NEW YORK (CBS NEWS) - Your phone rings. You don't recognize the number, but you answer anyway. "Hello, hello?" Then a prerecorded voice comes on the line: "Congratulations! You've been selected to receive at absolutely no cost to you free installation of aluminum siding for your home, along with a set of solar panels …"
By this point, if you have any common sense, you've already hung up. But you wonder: How could this happen since you've already signed up for the "do not call" list? And why are these scammers allowed to annoy me?
It occurs to you to follow the advice found on some websites. Because of caller ID, you can see the number the call came from, which could be in New Mexico, Tennessee, Wisconsin or any other state. So you call back to find out who really placed the call and to give them a piece of your mind. But it's not meant to be. A voice simply says: "Sorry, this number is not in service."
Chances are this has happened to you more than once, maybe even once a week, and you'd like nothing more than to stop it.
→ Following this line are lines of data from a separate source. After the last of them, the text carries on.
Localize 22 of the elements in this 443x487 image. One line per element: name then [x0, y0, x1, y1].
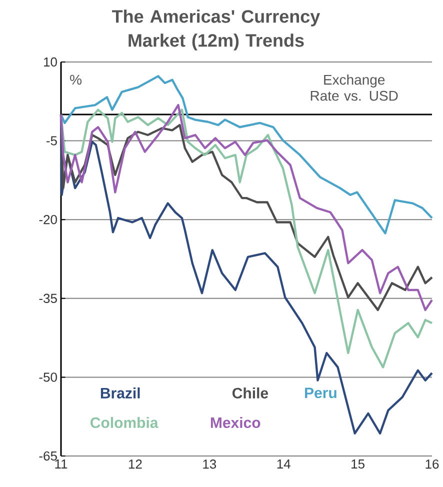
annotation: Exchange Rate vs. USD [311, 74, 398, 101]
x-tick-label: 11 [55, 460, 68, 468]
chart-title: The Americas' Currency Market (12m) Trends [112, 10, 320, 50]
text: Peru [305, 388, 337, 398]
text: Brazil [101, 387, 140, 398]
y-tick-label: -35 [39, 294, 58, 303]
line-series [60, 108, 434, 368]
x-tick-label: 16 [426, 460, 439, 469]
y-tick-label: 10 [44, 57, 58, 67]
x-tick-label: 14 [278, 460, 291, 468]
x-tick-label: 13 [203, 460, 216, 469]
y-tick-label: -50 [39, 372, 58, 382]
text: Chile [232, 387, 268, 398]
text: Mexico [211, 416, 260, 428]
y-tick-label: -20 [39, 214, 58, 224]
line-series [60, 75, 434, 234]
text: Colombia [90, 416, 159, 428]
y-tick-label: -65 [39, 451, 58, 461]
y-tick-label: -5 [46, 136, 58, 146]
annotation: % [70, 74, 82, 85]
x-tick-label: 15 [352, 460, 365, 469]
x-tick-label: 12 [129, 460, 142, 469]
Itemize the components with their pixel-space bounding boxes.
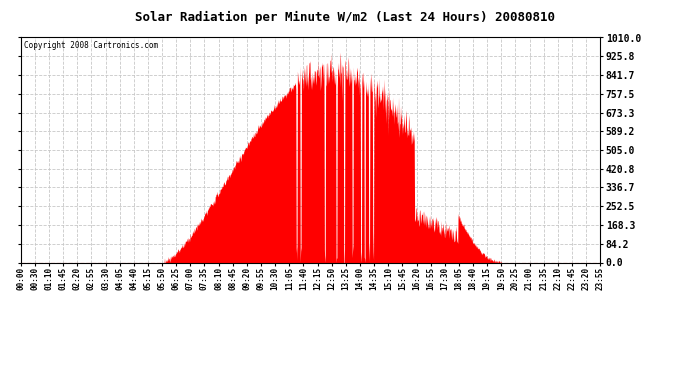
- Text: Solar Radiation per Minute W/m2 (Last 24 Hours) 20080810: Solar Radiation per Minute W/m2 (Last 24…: [135, 11, 555, 24]
- Text: Copyright 2008 Cartronics.com: Copyright 2008 Cartronics.com: [23, 41, 158, 50]
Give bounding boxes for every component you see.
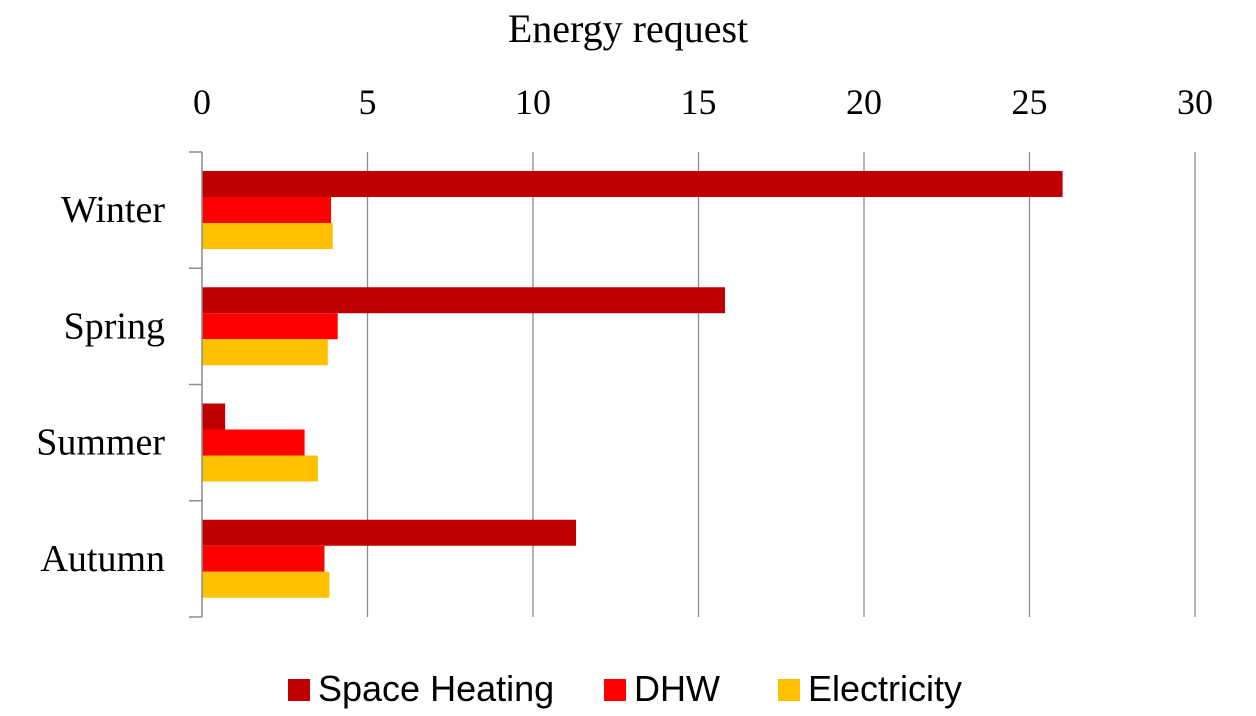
category-label-winter: Winter — [61, 189, 165, 231]
legend-swatch-space-heating — [288, 679, 310, 701]
y-axis — [189, 151, 203, 618]
x-tick-label-25: 25 — [1012, 82, 1048, 122]
gridlines — [366, 152, 1196, 617]
bar-electricity-spring — [202, 339, 328, 366]
category-label-spring: Spring — [64, 305, 165, 347]
legend-item-dhw: DHW — [604, 668, 720, 709]
x-tick-label-30: 30 — [1177, 82, 1213, 122]
y-axis-categories: Winter Spring Summer Autumn — [36, 189, 165, 580]
legend-label-electricity: Electricity — [808, 668, 962, 709]
legend: Space Heating DHW Electricity — [288, 668, 962, 709]
x-tick-label-5: 5 — [359, 82, 377, 122]
legend-item-space-heating: Space Heating — [288, 668, 554, 709]
bar-space-heating-summer — [202, 403, 226, 430]
x-tick-label-10: 10 — [515, 82, 551, 122]
legend-swatch-electricity — [778, 679, 800, 701]
x-axis-ticks: 0 5 10 15 20 25 30 — [193, 82, 1213, 122]
chart-title: Energy request — [508, 6, 748, 51]
legend-label-dhw: DHW — [634, 668, 720, 709]
bar-dhw-autumn — [202, 545, 325, 572]
legend-swatch-dhw — [604, 679, 626, 701]
legend-label-space-heating: Space Heating — [318, 668, 554, 709]
bar-electricity-autumn — [202, 571, 330, 598]
category-label-summer: Summer — [36, 422, 165, 464]
bar-space-heating-autumn — [202, 519, 577, 546]
legend-item-electricity: Electricity — [778, 668, 962, 709]
category-label-autumn: Autumn — [40, 538, 165, 580]
bar-dhw-winter — [202, 197, 332, 223]
x-tick-label-0: 0 — [193, 82, 211, 122]
bar-electricity-summer — [202, 455, 318, 482]
x-tick-label-15: 15 — [681, 82, 717, 122]
x-tick-label-20: 20 — [846, 82, 882, 122]
bar-space-heating-winter — [202, 171, 1063, 197]
bars — [202, 171, 1063, 598]
bar-dhw-spring — [202, 313, 338, 340]
bar-space-heating-spring — [202, 287, 725, 314]
bar-electricity-winter — [202, 223, 333, 249]
bar-dhw-summer — [202, 429, 305, 456]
And so would the Federal Communications Commission (FCC), which vows to "facilitate blocking of illegal robocalls." But it's a slow process. "In terms of call authentication, we are still in the preliminary stage," said FCC spokesperson Will Wiquist.
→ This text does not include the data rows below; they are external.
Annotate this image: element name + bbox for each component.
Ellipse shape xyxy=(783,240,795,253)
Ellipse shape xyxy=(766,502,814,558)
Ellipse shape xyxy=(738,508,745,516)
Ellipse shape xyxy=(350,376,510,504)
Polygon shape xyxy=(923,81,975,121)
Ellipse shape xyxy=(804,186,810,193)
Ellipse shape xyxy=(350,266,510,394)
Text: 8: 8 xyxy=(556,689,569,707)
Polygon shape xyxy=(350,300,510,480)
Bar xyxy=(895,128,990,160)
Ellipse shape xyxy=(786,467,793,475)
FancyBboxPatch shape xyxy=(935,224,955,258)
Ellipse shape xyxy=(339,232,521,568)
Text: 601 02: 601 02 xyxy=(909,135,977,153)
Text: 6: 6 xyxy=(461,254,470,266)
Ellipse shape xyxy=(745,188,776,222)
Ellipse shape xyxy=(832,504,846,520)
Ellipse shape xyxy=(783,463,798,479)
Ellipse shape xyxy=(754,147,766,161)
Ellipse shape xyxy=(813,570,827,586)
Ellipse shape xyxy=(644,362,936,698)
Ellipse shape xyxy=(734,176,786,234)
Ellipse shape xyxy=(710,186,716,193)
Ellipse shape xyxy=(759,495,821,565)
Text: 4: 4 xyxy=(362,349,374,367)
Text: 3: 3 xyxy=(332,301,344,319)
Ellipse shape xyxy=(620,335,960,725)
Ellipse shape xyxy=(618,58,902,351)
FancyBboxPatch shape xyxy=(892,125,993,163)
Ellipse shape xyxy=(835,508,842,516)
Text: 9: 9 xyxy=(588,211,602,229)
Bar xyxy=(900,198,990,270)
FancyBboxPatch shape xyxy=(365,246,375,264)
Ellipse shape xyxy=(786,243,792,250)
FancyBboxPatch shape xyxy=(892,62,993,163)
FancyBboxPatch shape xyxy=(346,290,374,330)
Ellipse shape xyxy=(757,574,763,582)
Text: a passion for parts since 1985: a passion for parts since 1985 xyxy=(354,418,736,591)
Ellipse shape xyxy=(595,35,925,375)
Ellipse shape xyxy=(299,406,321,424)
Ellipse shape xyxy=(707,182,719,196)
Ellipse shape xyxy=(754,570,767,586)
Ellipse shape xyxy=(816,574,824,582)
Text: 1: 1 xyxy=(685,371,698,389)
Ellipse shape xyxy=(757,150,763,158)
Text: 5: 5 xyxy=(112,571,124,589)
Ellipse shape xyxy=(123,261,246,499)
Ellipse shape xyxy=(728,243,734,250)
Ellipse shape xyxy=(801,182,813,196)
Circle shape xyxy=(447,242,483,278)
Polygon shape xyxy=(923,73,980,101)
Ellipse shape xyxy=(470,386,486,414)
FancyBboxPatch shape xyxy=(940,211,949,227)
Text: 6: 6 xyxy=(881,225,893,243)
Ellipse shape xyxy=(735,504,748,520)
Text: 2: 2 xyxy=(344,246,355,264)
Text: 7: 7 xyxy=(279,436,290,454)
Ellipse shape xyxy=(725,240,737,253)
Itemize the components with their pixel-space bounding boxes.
"Consumers still get an unacceptably high volume of calls that can annoy or defraud," said an FCC press release. "One particularly pernicious category is spoofed robocalls where the caller ID is a fake, hiding the caller's true identity."
The FCC proposed new rules in March to stop this, and it's nearing finished getting public comment on this. But in the meantime, thousands, and probably millions, of robocalls have been made, often from companies dedicated to doing just this.